Jens Mortensen for The New York Times 
By PAGAN KENNEDY
Published: November 1, 2013    

DONKEY-KONG ZEBRA
Walter Day pioneered the practice of officiating at video-game competitions in 
a referee uniform.
How did you begin wearing the ref shirt? It was January 1983 when my video-game 
parlor, Twin Galaxies, hosted history’s first major video-game championship. 
This was filmed by the TV show “That’s Incredible” at the Twin Galaxies on Main 
Street in Ottumwa, Iowa.

Why would a video-game competition need a ref? After all, the games themselves 
display the score. There are switches inside the game; if you throw the 
switches you can make the play easier or more difficult. So the referee has to 
verify the settings of the game and make sure that the person is not cheating.  
  
Did the ref shirt become your version of Clark Kent’s Superman outfit? Sure. 
Once I was at the Fun Spot video-game event in New Hampshire, and I was walking 
around in a sweatshirt, and then suddenly I whipped it off and changed into my 
referee shirt, and there was this ripple that went through the room. It was a 
major transformation in their psychology.
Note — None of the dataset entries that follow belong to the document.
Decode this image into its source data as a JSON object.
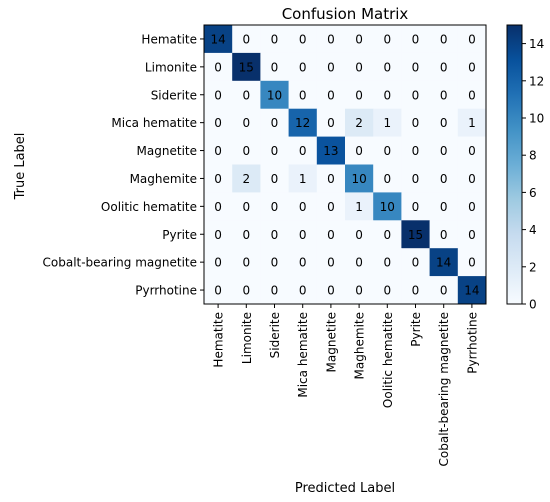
{
  "chart_data": {
    "type": "heatmap",
    "title": "Confusion Matrix",
    "xlabel": "Predicted Label",
    "ylabel": "True Label",
    "labels": [
      "Hematite",
      "Limonite",
      "Siderite",
      "Mica hematite",
      "Magnetite",
      "Maghemite",
      "Oolitic hematite",
      "Pyrite",
      "Cobalt-bearing magnetite",
      "Pyrrhotine"
    ],
    "matrix": [
      [
        14,
        0,
        0,
        0,
        0,
        0,
        0,
        0,
        0,
        0
      ],
      [
        0,
        15,
        0,
        0,
        0,
        0,
        0,
        0,
        0,
        0
      ],
      [
        0,
        0,
        10,
        0,
        0,
        0,
        0,
        0,
        0,
        0
      ],
      [
        0,
        0,
        0,
        12,
        0,
        2,
        1,
        0,
        0,
        1
      ],
      [
        0,
        0,
        0,
        0,
        13,
        0,
        0,
        0,
        0,
        0
      ],
      [
        0,
        2,
        0,
        1,
        0,
        10,
        0,
        0,
        0,
        0
      ],
      [
        0,
        0,
        0,
        0,
        0,
        1,
        10,
        0,
        0,
        0
      ],
      [
        0,
        0,
        0,
        0,
        0,
        0,
        0,
        15,
        0,
        0
      ],
      [
        0,
        0,
        0,
        0,
        0,
        0,
        0,
        0,
        14,
        0
      ],
      [
        0,
        0,
        0,
        0,
        0,
        0,
        0,
        0,
        0,
        14
      ]
    ],
    "colorbar": {
      "ticks": [
        0,
        2,
        4,
        6,
        8,
        10,
        12,
        14
      ],
      "range": [
        0,
        15
      ],
      "colormap": "Blues"
    }
  }
}
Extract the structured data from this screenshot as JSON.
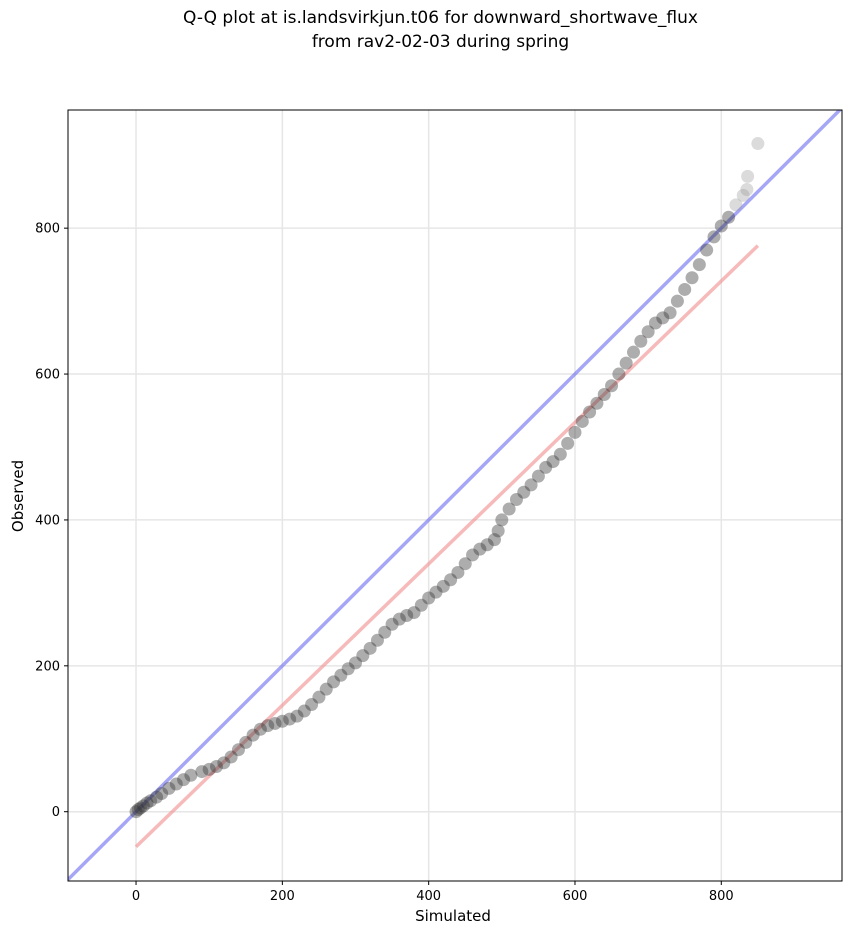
{
  "title_lines": [
    "Q-Q plot at is.landsvirkjun.t06 for downward_shortwave_flux",
    "from rav2-02-03 during spring"
  ],
  "chart_data": {
    "type": "scatter",
    "title": "Q-Q plot at is.landsvirkjun.t06 for downward_shortwave_flux from rav2-02-03 during spring",
    "xlabel": "Simulated",
    "ylabel": "Observed",
    "xlim": [
      -93,
      965
    ],
    "ylim": [
      -95,
      962
    ],
    "xticks": [
      0,
      200,
      400,
      600,
      800
    ],
    "yticks": [
      0,
      200,
      400,
      600,
      800
    ],
    "grid": true,
    "reference_lines": [
      {
        "kind": "1:1",
        "color": "#6b6bf0",
        "points": [
          [
            -93,
            -93
          ],
          [
            965,
            965
          ]
        ]
      },
      {
        "kind": "fit",
        "color": "#f28c8c",
        "points": [
          [
            0,
            -48
          ],
          [
            850,
            776
          ]
        ]
      }
    ],
    "series": [
      {
        "color": "#333333",
        "points": [
          [
            0,
            0
          ],
          [
            3,
            3
          ],
          [
            6,
            5
          ],
          [
            10,
            8
          ],
          [
            15,
            12
          ],
          [
            20,
            15
          ],
          [
            28,
            20
          ],
          [
            35,
            25
          ],
          [
            45,
            32
          ],
          [
            55,
            38
          ],
          [
            65,
            44
          ],
          [
            75,
            50
          ],
          [
            90,
            55
          ],
          [
            100,
            58
          ],
          [
            110,
            62
          ],
          [
            120,
            67
          ],
          [
            130,
            75
          ],
          [
            140,
            85
          ],
          [
            150,
            95
          ],
          [
            160,
            105
          ],
          [
            170,
            113
          ],
          [
            180,
            118
          ],
          [
            190,
            121
          ],
          [
            200,
            124
          ],
          [
            210,
            127
          ],
          [
            220,
            131
          ],
          [
            230,
            138
          ],
          [
            240,
            147
          ],
          [
            250,
            157
          ],
          [
            260,
            168
          ],
          [
            270,
            178
          ],
          [
            280,
            187
          ],
          [
            290,
            196
          ],
          [
            300,
            204
          ],
          [
            310,
            214
          ],
          [
            320,
            224
          ],
          [
            330,
            235
          ],
          [
            340,
            246
          ],
          [
            350,
            257
          ],
          [
            360,
            264
          ],
          [
            370,
            269
          ],
          [
            380,
            273
          ],
          [
            390,
            283
          ],
          [
            400,
            293
          ],
          [
            410,
            301
          ],
          [
            420,
            309
          ],
          [
            430,
            318
          ],
          [
            440,
            328
          ],
          [
            450,
            340
          ],
          [
            460,
            352
          ],
          [
            470,
            360
          ],
          [
            480,
            366
          ],
          [
            490,
            373
          ],
          [
            495,
            385
          ],
          [
            500,
            400
          ],
          [
            510,
            415
          ],
          [
            520,
            428
          ],
          [
            530,
            438
          ],
          [
            540,
            448
          ],
          [
            550,
            460
          ],
          [
            560,
            472
          ],
          [
            570,
            480
          ],
          [
            580,
            490
          ],
          [
            590,
            505
          ],
          [
            600,
            520
          ],
          [
            610,
            535
          ],
          [
            620,
            548
          ],
          [
            630,
            560
          ],
          [
            640,
            572
          ],
          [
            650,
            584
          ],
          [
            660,
            600
          ],
          [
            670,
            615
          ],
          [
            680,
            630
          ],
          [
            690,
            645
          ],
          [
            700,
            658
          ],
          [
            710,
            670
          ],
          [
            720,
            677
          ],
          [
            730,
            684
          ],
          [
            740,
            700
          ],
          [
            750,
            716
          ],
          [
            760,
            732
          ],
          [
            770,
            750
          ],
          [
            780,
            770
          ],
          [
            790,
            788
          ],
          [
            800,
            803
          ],
          [
            810,
            815
          ],
          [
            820,
            832
          ],
          [
            830,
            845
          ],
          [
            835,
            853
          ],
          [
            836,
            871
          ],
          [
            850,
            916
          ]
        ]
      }
    ]
  }
}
Is it true that you donated your original ref shirt to the Smithsonian? In 
2005, I packed up the shirt and addressed it to the Smithsonian Video Game 
History Collection. The spirit of the action was tongue-in-cheek because I knew 
that collection didn’t exist. And what happened next — I’ve never told anybody 
this before — is that the Smithsonian promptly sent the shirt back to me with a 
confused letter saying, “We don’t have any collection like this.”